Puede parecer penoso y decepcionante, pero un enorme porcentaje de nuestros compatriotas se niega a ver la realidad prefiriendo lanzarse al agitado mar del consumismo y las deudas, creyendo que eso los convierte a ellos y al país en nación desarrollada, cuando en estricto rigor el individualismo consumista y el endeudamiento hasta la tercera generación constituyen la nueva forma de dependencia que los gigantes industrializados atinaron a crear para mantener a naciones como la nuestra bajo la bota bancaria, la que los poderosos de siempre administran y profitan gracias al abierto beneplácito de parlamentarios corruptos y yanaconas que rifan el futuro del país en una lotería que se sabe jamás podrá ser favorable para los habitantes del sur del mundo.
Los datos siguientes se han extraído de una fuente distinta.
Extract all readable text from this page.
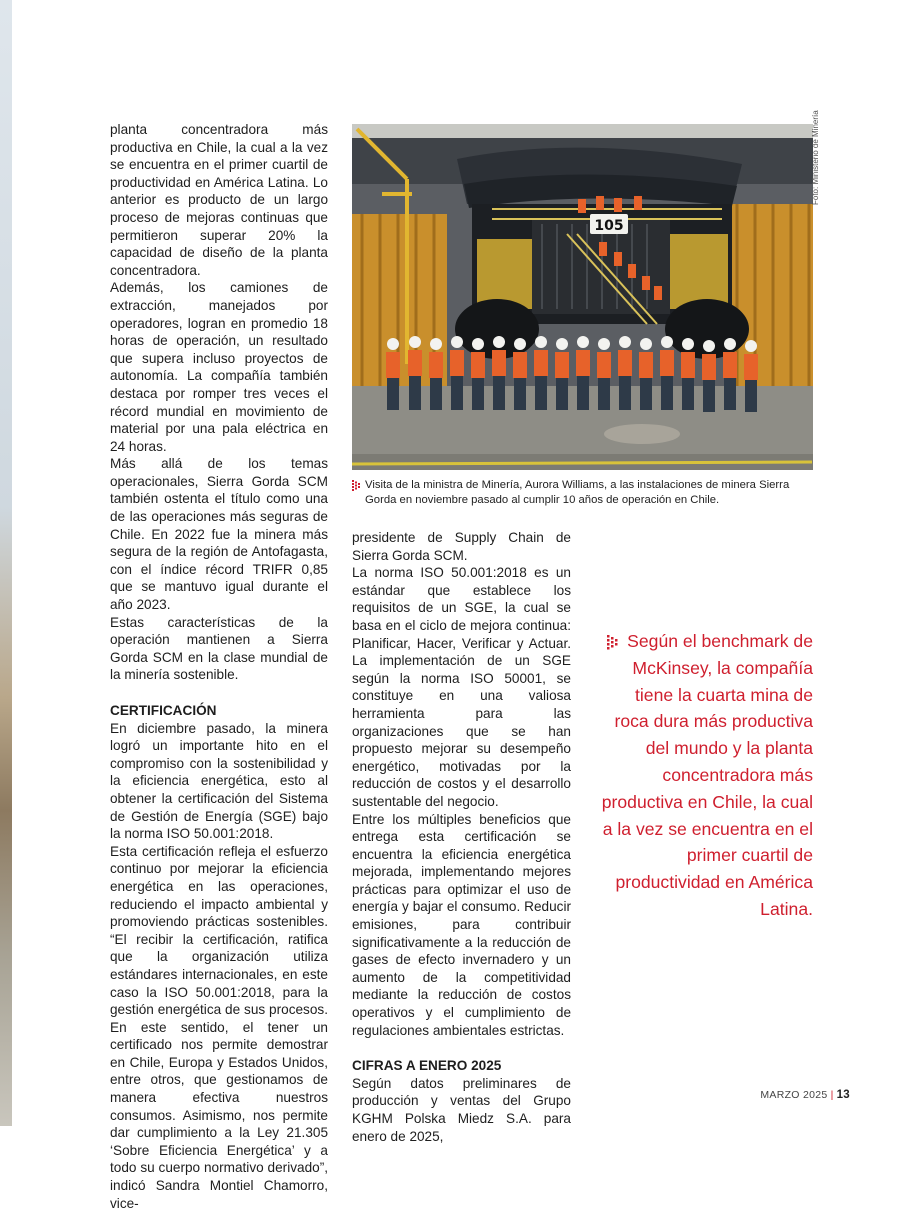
planta concentradora más productiva en Chile, la cual a la vez se encuentra en el primer cuartil de productividad en América Latina. Lo anterior es producto de un largo proceso de mejoras continuas que permitieron superar 20% la capacidad de diseño de la planta concentradora.

Además, los camiones de extracción, manejados por operadores, logran en promedio 18 horas de operación, un resultado que supera incluso proyectos de autonomía. La compañía también destaca por romper tres veces el récord mundial en movimiento de material por una pala eléctrica en 24 horas.

Más allá de los temas operacionales, Sierra Gorda SCM también ostenta el título como una de las operaciones más seguras de Chile. En 2022 fue la minera más segura de la región de Antofagasta, con el índice récord TRIFR 0,85 que se mantuvo igual durante el año 2023.

Estas características de la operación mantienen a Sierra Gorda SCM en la clase mundial de la minería sostenible.

CERTIFICACIÓN

En diciembre pasado, la minera logró un importante hito en el compromiso con la sostenibilidad y la eficiencia energética, esto al obtener la certificación del Sistema de Gestión de Energía (SGE) bajo la norma ISO 50.001:2018.

Esta certificación refleja el esfuerzo continuo por mejorar la eficiencia energética en las operaciones, reduciendo el impacto ambiental y promoviendo prácticas sostenibles. “El recibir la certificación, ratifica que la organización utiliza estándares internacionales, en este caso la ISO 50.001:2018, para la gestión energética de sus procesos. En este sentido, el tener un certificado nos permite demostrar en Chile, Europa y Estados Unidos, entre otros, que gestionamos de manera efectiva nuestros consumos. Asimismo, nos permite dar cumplimiento a la Ley 21.305 ‘Sobre Eficiencia Energética’ y a todo su cuerpo normativo derivado”, indicó Sandra Montiel Chamorro, vice-

105
Foto: Ministerio de Minería
Visita de la ministra de Minería, Aurora Williams, a las instalaciones de minera Sierra Gorda en noviembre pasado al cumplir 10 años de operación en Chile.

presidente de Supply Chain de Sierra Gorda SCM.

La norma ISO 50.001:2018 es un estándar que establece los requisitos de un SGE, la cual se basa en el ciclo de mejora continua: Planificar, Hacer, Verificar y Actuar. La implementación de un SGE según la norma ISO 50001, se constituye en una valiosa herramienta para las organizaciones que se han propuesto mejorar su desempeño energético, motivadas por la reducción de costos y el desarrollo sustentable del negocio.

Entre los múltiples beneficios que entrega esta certificación se encuentra la eficiencia energética mejorada, implementando mejores prácticas para optimizar el uso de energía y bajar el consumo. Reducir emisiones, para contribuir significativamente a la reducción de gases de efecto invernadero y un aumento de la competitividad mediante la reducción de costos operativos y el cumplimiento de regulaciones ambientales estrictas.

CIFRAS A ENERO 2025

Según datos preliminares de producción y ventas del Grupo KGHM Polska Miedz S.A. para enero de 2025,

Según el benchmark de McKinsey, la compañía tiene la cuarta mina de roca dura más productiva del mundo y la planta concentradora más productiva en Chile, la cual a la vez se encuentra en el primer cuartil de productividad en América Latina.
MARZO 2025 | 13
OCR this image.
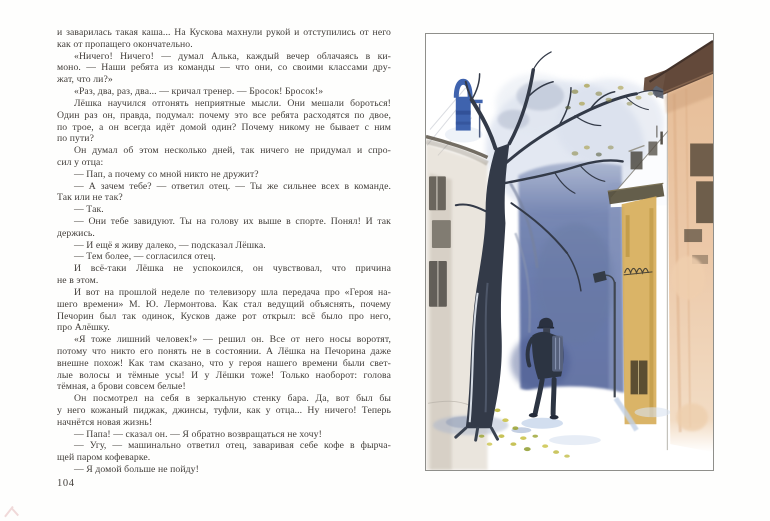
и заварилась такая каша... На Кускова махнули рукой и отступились от него
как от пропащего окончательно.
«Ничего! Ничего! — думал Алька, каждый вечер облачаясь в ки-
моно. — Наши ребята из команды — что они, со своими классами дру-
жат, что ли?»
«Раз, два, раз, два... — кричал тренер. — Бросок! Бросок!»
Лёшка научился отгонять неприятные мысли. Они мешали бороться!
Один раз он, правда, подумал: почему это все ребята расходятся по двое,
по трое, а он всегда идёт домой один? Почему никому не бывает с ним
по пути?
Он думал об этом несколько дней, так ничего не придумал и спро-
сил у отца:
— Пап, а почему со мной никто не дружит?
— А зачем тебе? — ответил отец. — Ты же сильнее всех в команде.
Так или не так?
— Так.
— Они тебе завидуют. Ты на голову их выше в спорте. Понял! И так
держись.
— И ещё я живу далеко, — подсказал Лёшка.
— Тем более, — согласился отец.
И всё-таки Лёшка не успокоился, он чувствовал, что причина
не в этом.
И вот на прошлой неделе по телевизору шла передача про «Героя на-
шего времени» М. Ю. Лермонтова. Как стал ведущий объяснять, почему
Печорин был так одинок, Кусков даже рот открыл: всё было про него,
про Алёшку.
«Я тоже лишний человек!» — решил он. Все от него носы воротят,
потому что никто его понять не в состоянии. А Лёшка на Печорина даже
внешне похож! Как там сказано, что у героя нашего времени были свет-
лые волосы и тёмные усы! И у Лёшки тоже! Только наоборот: голова
тёмная, а брови совсем белые!
Он посмотрел на себя в зеркальную стенку бара. Да, вот был бы
у него кожаный пиджак, джинсы, туфли, как у отца... Ну ничего! Теперь
начнётся новая жизнь!
— Папа! — сказал он. — Я обратно возвращаться не хочу!
— Угу, — машинально ответил отец, заваривая себе кофе в фырча-
щей паром кофеварке.
— Я домой больше не пойду!
104
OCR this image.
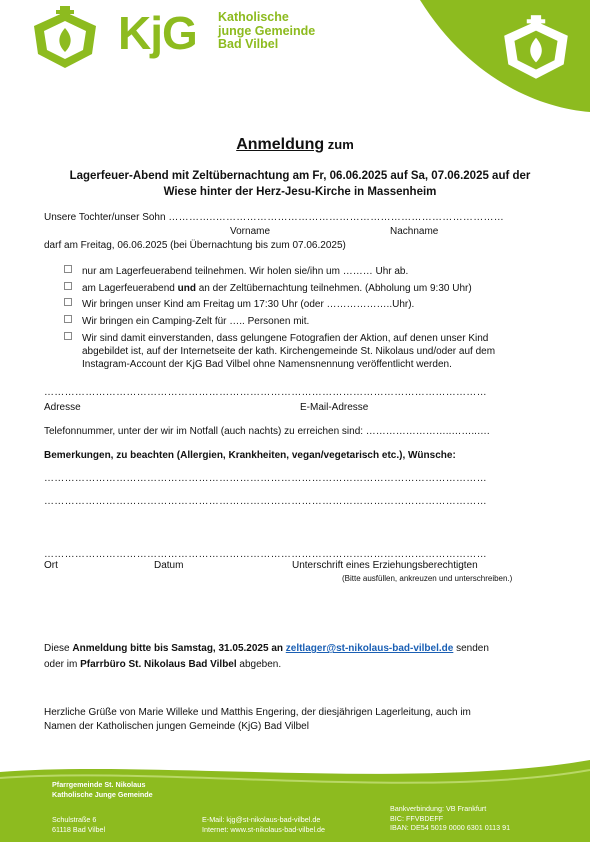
KjG Katholische
junge Gemeinde
Bad Vilbel
Anmeldung zum
Lagerfeuer-Abend mit Zeltübernachtung am Fr, 06.06.2025 auf Sa, 07.06.2025 auf der
Wiese hinter der Herz-Jesu-Kirche in Massenheim
Unsere Tochter/unser Sohn …………..…………………………………………………………………………
Vorname	Nachname
darf am Freitag, 06.06.2025 (bei Übernachtung bis zum 07.06.2025)
nur am Lagerfeuerabend teilnehmen. Wir holen sie/ihn um ……… Uhr ab.
am Lagerfeuerabend und an der Zeltübernachtung teilnehmen. (Abholung um 9:30 Uhr)
Wir bringen unser Kind am Freitag um 17:30 Uhr (oder ………………..Uhr).
Wir bringen ein Camping-Zelt für ….. Personen mit.
Wir sind damit einverstanden, dass gelungene Fotografien der Aktion, auf denen unser Kind
abgebildet ist, auf der Internetseite der kath. Kirchengemeinde St. Nikolaus und/oder auf dem
Instagram-Account der KjG Bad Vilbel ohne Namensnennung veröffentlicht werden.
…………………………………………………………………………………………………………………
Adresse	E-Mail-Adresse
Telefonnummer, unter der wir im Notfall (auch nachts) zu erreichen sind: ……………………..……..….
Bemerkungen, zu beachten (Allergien, Krankheiten, vegan/vegetarisch etc.), Wünsche:
…………………………………………………………………………………………………………………
…………………………………………………………………………………………………………………
…………………………………………………………………………………………………………………
Ort	Datum	Unterschrift eines Erziehungsberechtigten
(Bitte ausfüllen, ankreuzen und unterschreiben.)
Diese Anmeldung bitte bis Samstag, 31.05.2025 an zeltlager@st-nikolaus-bad-vilbel.de senden
oder im Pfarrbüro St. Nikolaus Bad Vilbel abgeben.
Herzliche Grüße von Marie Willeke und Matthis Engering, der diesjährigen Lagerleitung, auch im
Namen der Katholischen jungen Gemeinde (KjG) Bad Vilbel
Pfarrgemeinde St. Nikolaus
Katholische Junge Gemeinde
Schulstraße 6
61118 Bad Vilbel
E-Mail: kjg@st-nikolaus-bad-vilbel.de
Internet: www.st-nikolaus-bad-vilbel.de
Bankverbindung: VB Frankfurt
BIC: FFVBDEFF
IBAN: DE54 5019 0000 6301 0113 91
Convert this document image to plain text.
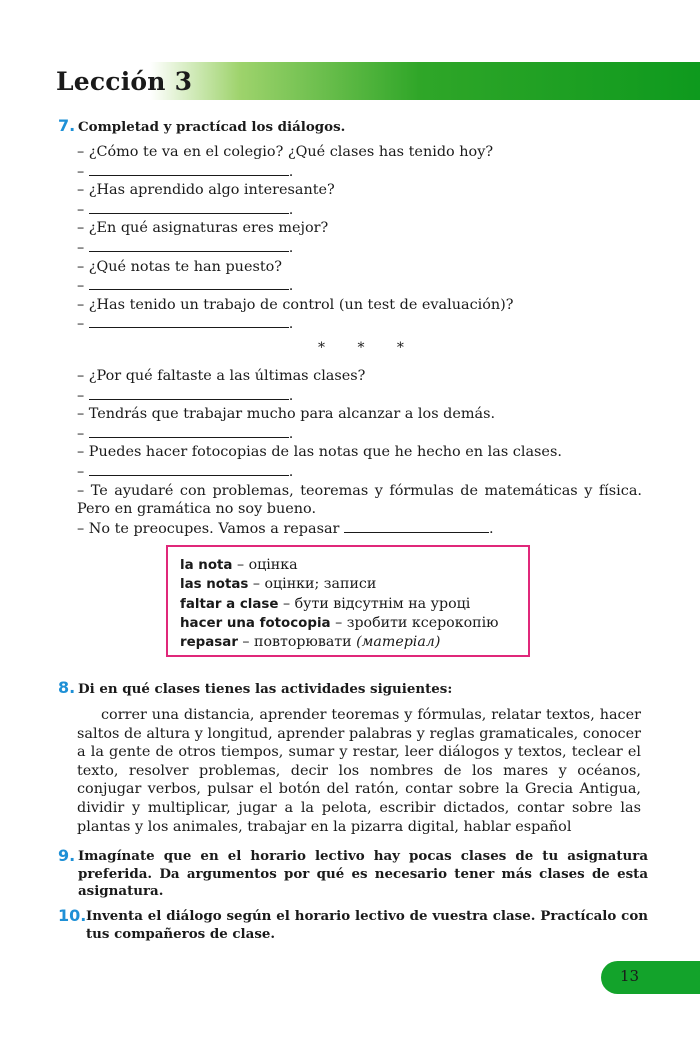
Lección 3
7. Completad y practícad los diálogos.
– ¿Cómo te va en el colegio? ¿Qué clases has tenido hoy?
–	.
– ¿Has aprendido algo interesante?
–	.
– ¿En qué asignaturas eres mejor?
–	.
– ¿Qué notas te han puesto?
–	.
– ¿Has tenido un trabajo de control (un test de evaluación)?
–	.
* * *
– ¿Por qué faltaste a las últimas clases?
–	.
– Tendrás que trabajar mucho para alcanzar a los demás.
–	.
– Puedes hacer fotocopias de las notas que he hecho en las clases.
–	.
– Te ayudaré con problemas, teoremas y fórmulas de matemáticas y física. Pero en gramática no soy bueno.
– No te preocupes. Vamos a repasar	.
la nota – оцінка
las notas – оцінки; записи
faltar a clase – бути відсутнім на уроці
hacer una fotocopia – зробити ксерокопію
repasar – повторювати (матеріал)
8. Di en qué clases tienes las actividades siguientes:
correr una distancia, aprender teoremas y fórmulas, relatar textos, hacer saltos de altura y longitud, aprender palabras y reglas gramaticales, conocer a la gente de otros tiempos, sumar y restar, leer diálogos y textos, teclear el texto, resolver problemas, decir los nombres de los mares y océanos, conjugar verbos, pulsar el botón del ratón, contar sobre la Grecia Antigua, dividir y multiplicar, jugar a la pelota, escribir dictados, contar sobre las plantas y los animales, trabajar en la pizarra digital, hablar español
9. Imagínate que en el horario lectivo hay pocas clases de tu asignatura preferida. Da argumentos por qué es necesario tener más clases de esta asignatura.
10. Inventa el diálogo según el horario lectivo de vuestra clase. Practícalo con tus compañeros de clase.
13
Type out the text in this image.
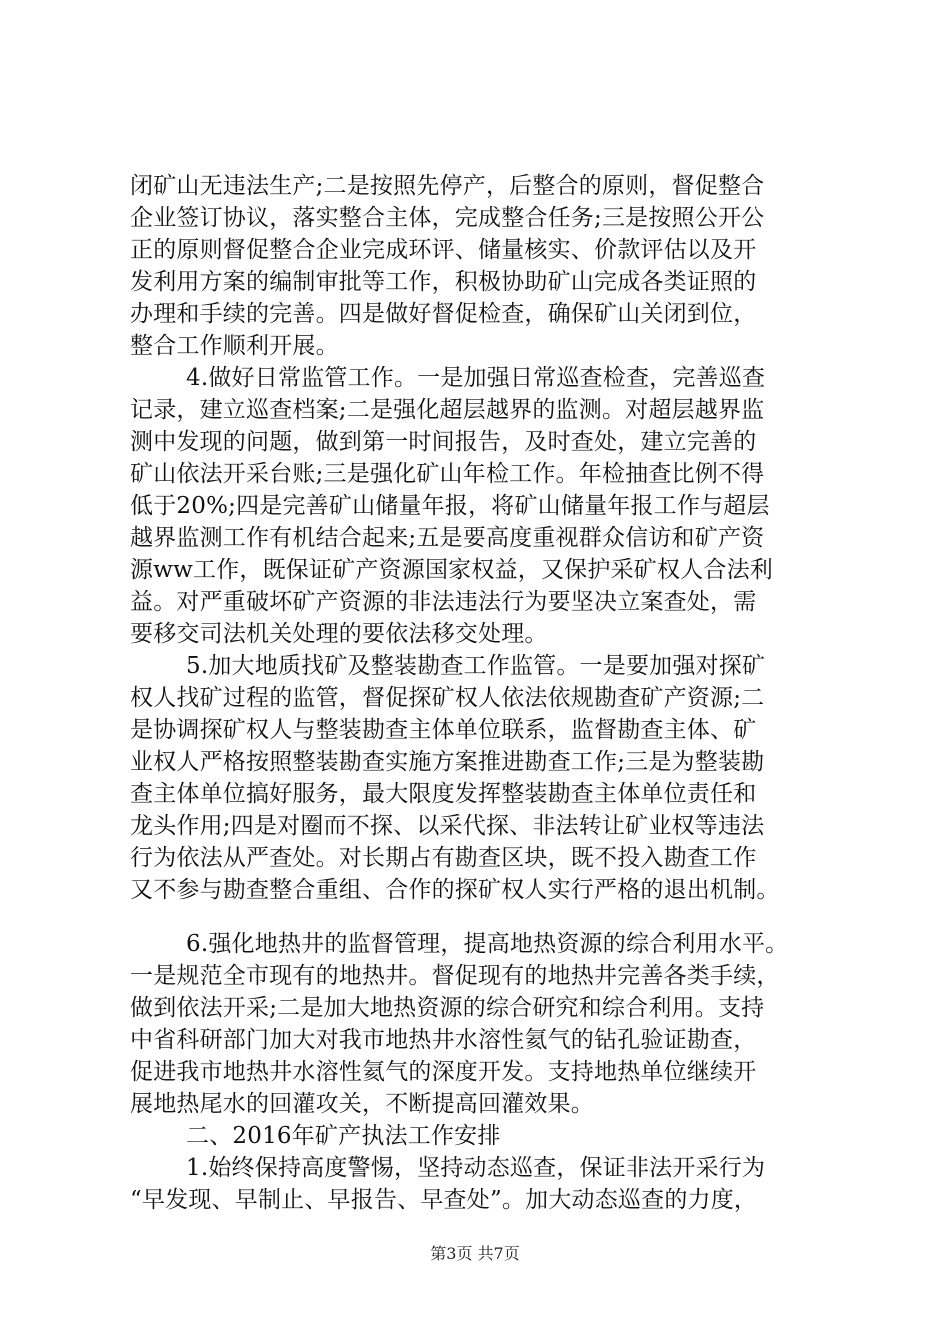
闭矿山无违法生产;二是按照先停产，后整合的原则，督促整合
企业签订协议，落实整合主体，完成整合任务;三是按照公开公
正的原则督促整合企业完成环评、储量核实、价款评估以及开
发利用方案的编制审批等工作，积极协助矿山完成各类证照的
办理和手续的完善。四是做好督促检查，确保矿山关闭到位，
整合工作顺利开展。
4.做好日常监管工作。一是加强日常巡查检查，完善巡查
记录，建立巡查档案;二是强化超层越界的监测。对超层越界监
测中发现的问题，做到第一时间报告，及时查处，建立完善的
矿山依法开采台账;三是强化矿山年检工作。年检抽查比例不得
低于20%;四是完善矿山储量年报，将矿山储量年报工作与超层
越界监测工作有机结合起来;五是要高度重视群众信访和矿产资
源ww工作，既保证矿产资源国家权益，又保护采矿权人合法利
益。对严重破坏矿产资源的非法违法行为要坚决立案查处，需
要移交司法机关处理的要依法移交处理。
5.加大地质找矿及整装勘查工作监管。一是要加强对探矿
权人找矿过程的监管，督促探矿权人依法依规勘查矿产资源;二
是协调探矿权人与整装勘查主体单位联系，监督勘查主体、矿
业权人严格按照整装勘查实施方案推进勘查工作;三是为整装勘
查主体单位搞好服务，最大限度发挥整装勘查主体单位责任和
龙头作用;四是对圈而不探、以采代探、非法转让矿业权等违法
行为依法从严查处。对长期占有勘查区块，既不投入勘查工作
又不参与勘查整合重组、合作的探矿权人实行严格的退出机制。
6.强化地热井的监督管理，提高地热资源的综合利用水平。
一是规范全市现有的地热井。督促现有的地热井完善各类手续，
做到依法开采;二是加大地热资源的综合研究和综合利用。支持
中省科研部门加大对我市地热井水溶性氦气的钻孔验证勘查，
促进我市地热井水溶性氦气的深度开发。支持地热单位继续开
展地热尾水的回灌攻关，不断提高回灌效果。
二、2016年矿产执法工作安排
1.始终保持高度警惕，坚持动态巡查，保证非法开采行为
“早发现、早制止、早报告、早查处”。加大动态巡查的力度，
第3页 共7页
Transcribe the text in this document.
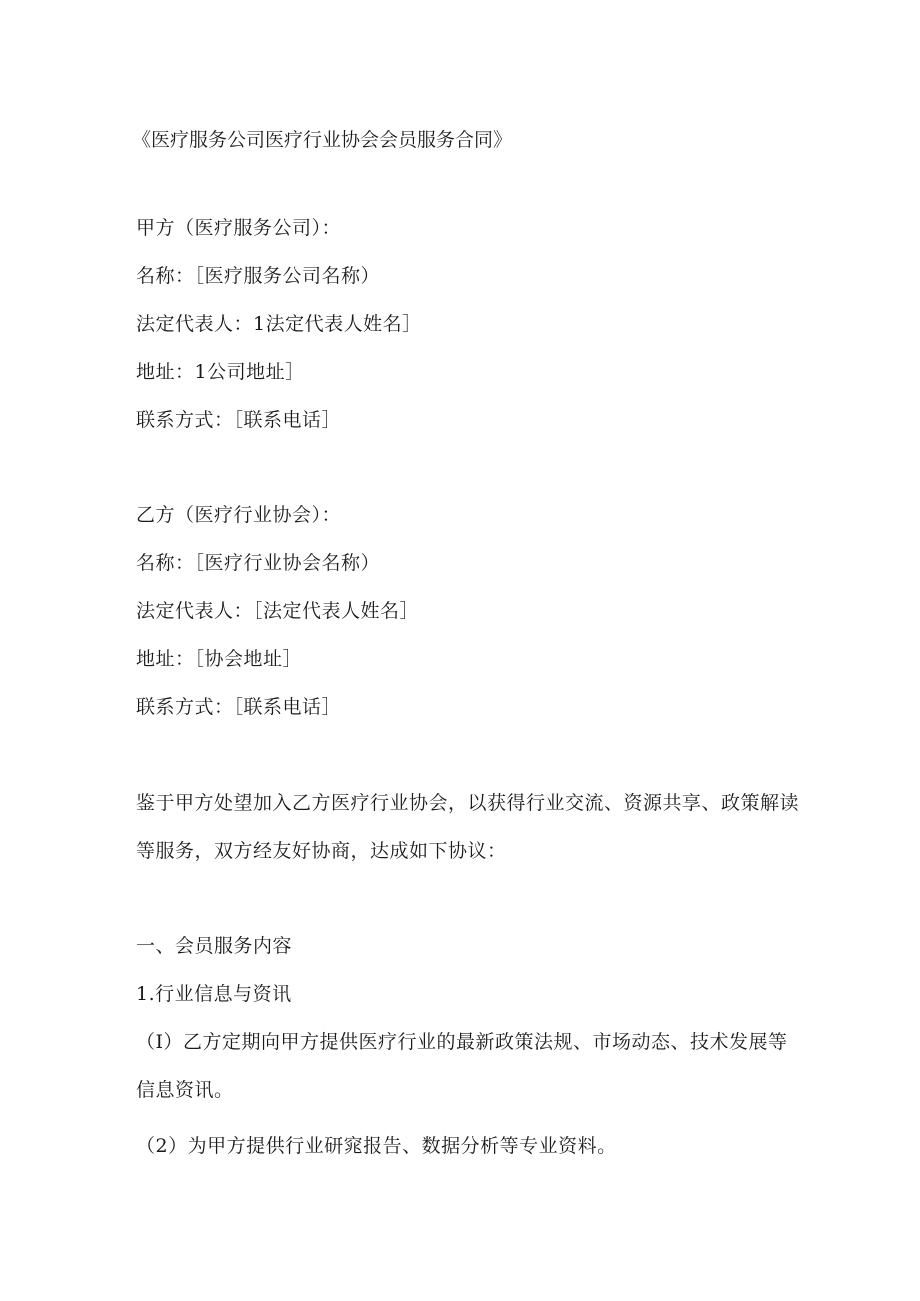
《医疗服务公司医疗行业协会会员服务合同》
甲方（医疗服务公司）：
名称：［医疗服务公司名称）
法定代表人：1法定代表人姓名］
地址：1公司地址］
联系方式：［联系电话］
乙方（医疗行业协会）：
名称：［医疗行业协会名称）
法定代表人：［法定代表人姓名］
地址：［协会地址］
联系方式：［联系电话］
鉴于甲方处望加入乙方医疗行业协会，以获得行业交流、资源共享、政策解读
等服务，双方经友好协商，达成如下协议：
一、会员服务内容
1.行业信息与资讯
（I）乙方定期向甲方提供医疗行业的最新政策法规、市场动态、技术发展等
信息资讯。
（2）为甲方提供行业研窕报告、数据分析等专业资料。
En fin, parece que así somos, y una significativa mayoría señala estar más que satisfecha con nuestro ethos actual. Es la realidad del Chile de hoy donde muy pocos la reconocen y son menos aún quienes están dispuestos a provocar el cambio necesario, mismos que impetran décadas de trabajo para doblegar a un sistema que tiene más de quinientos años de permanencia.